# Induction Proof

1. May 1, 2013

### John112

To prove: (1 + 2 + 4 + . . . + $2^{n}$) + 1 = $2^{n+1}$ , ∀n ≥ 0 .
Basis Step n = 0: LEFT HAND SIDE: ($2^{0}$)+ 1 = 1 + 1 = 2 RIGHT HAND SIDE $2^{0}$ + 1 = 2
Inductive Step: Assume (1 + 2 + 4 + . . . + $2^{k}$) + 1 = $2^{k+1}$
Then (1 + 2 + 4 + . . . + $2^{k}$ + $2^{k+1}$) + 1 = $2^{k+1}$ + $2^{k+1}$ + 1 = $2^{k+2}$ + 1.

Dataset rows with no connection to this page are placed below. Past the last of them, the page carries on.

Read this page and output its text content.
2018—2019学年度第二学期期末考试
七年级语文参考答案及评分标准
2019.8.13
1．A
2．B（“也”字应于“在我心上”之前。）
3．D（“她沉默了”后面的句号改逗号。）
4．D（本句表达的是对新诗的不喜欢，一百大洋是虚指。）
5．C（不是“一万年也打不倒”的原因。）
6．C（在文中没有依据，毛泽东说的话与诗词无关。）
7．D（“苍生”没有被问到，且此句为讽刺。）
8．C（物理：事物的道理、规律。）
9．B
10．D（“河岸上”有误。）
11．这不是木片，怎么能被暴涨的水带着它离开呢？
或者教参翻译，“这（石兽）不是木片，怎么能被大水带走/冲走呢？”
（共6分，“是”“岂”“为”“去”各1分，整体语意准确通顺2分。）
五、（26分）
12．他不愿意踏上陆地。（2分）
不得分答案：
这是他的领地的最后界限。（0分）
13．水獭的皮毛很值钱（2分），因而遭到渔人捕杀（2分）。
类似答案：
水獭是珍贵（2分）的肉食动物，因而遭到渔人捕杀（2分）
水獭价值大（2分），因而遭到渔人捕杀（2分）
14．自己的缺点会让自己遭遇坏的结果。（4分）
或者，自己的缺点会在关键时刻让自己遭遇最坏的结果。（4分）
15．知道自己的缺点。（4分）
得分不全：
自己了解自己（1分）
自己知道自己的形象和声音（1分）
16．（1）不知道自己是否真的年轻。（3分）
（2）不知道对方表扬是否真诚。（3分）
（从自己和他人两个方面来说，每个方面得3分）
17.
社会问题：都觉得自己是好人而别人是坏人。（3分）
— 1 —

Is this proof right? This is a proof given to one of the example problems in the book. To me it seems wrong. If it is right then can someone explain how the +1 came to be at the end ( $2^{k+2}$ + 1).

Isn't the above proof should be like this?

so (1 + 2 + 4 + . . . + $2^{k}$ + $2^{k+1}$) + 1 = $2^{k+1}$ + $2^{k+1}$ = $2^{k+2}$

Because (1 + 2 + 4 + . . . + $2^{k}$ + $2^{k+1}$) + 1 can be rewritten as

[(1 + 2 + 4 + . . . + $2^{k}$) + 1] + $2^{k+1}$ by commutative property of addition.

From the inductive step we assumed that (1 + 2 + 4 + . . . + $2^{k}$) + 1 = $2^{k+1}$

[(1 + 2 + 4 + . . . + $2^{k}$) + 1] + $2^{k+1}$ = $2^{k+1}$ + $2^{k+1}$ = $2^{k+2}$

Last edited: May 1, 2013
2. May 1, 2013

### Staff: Mentor

Indeed. The second version is good, the first has some wrong "+1".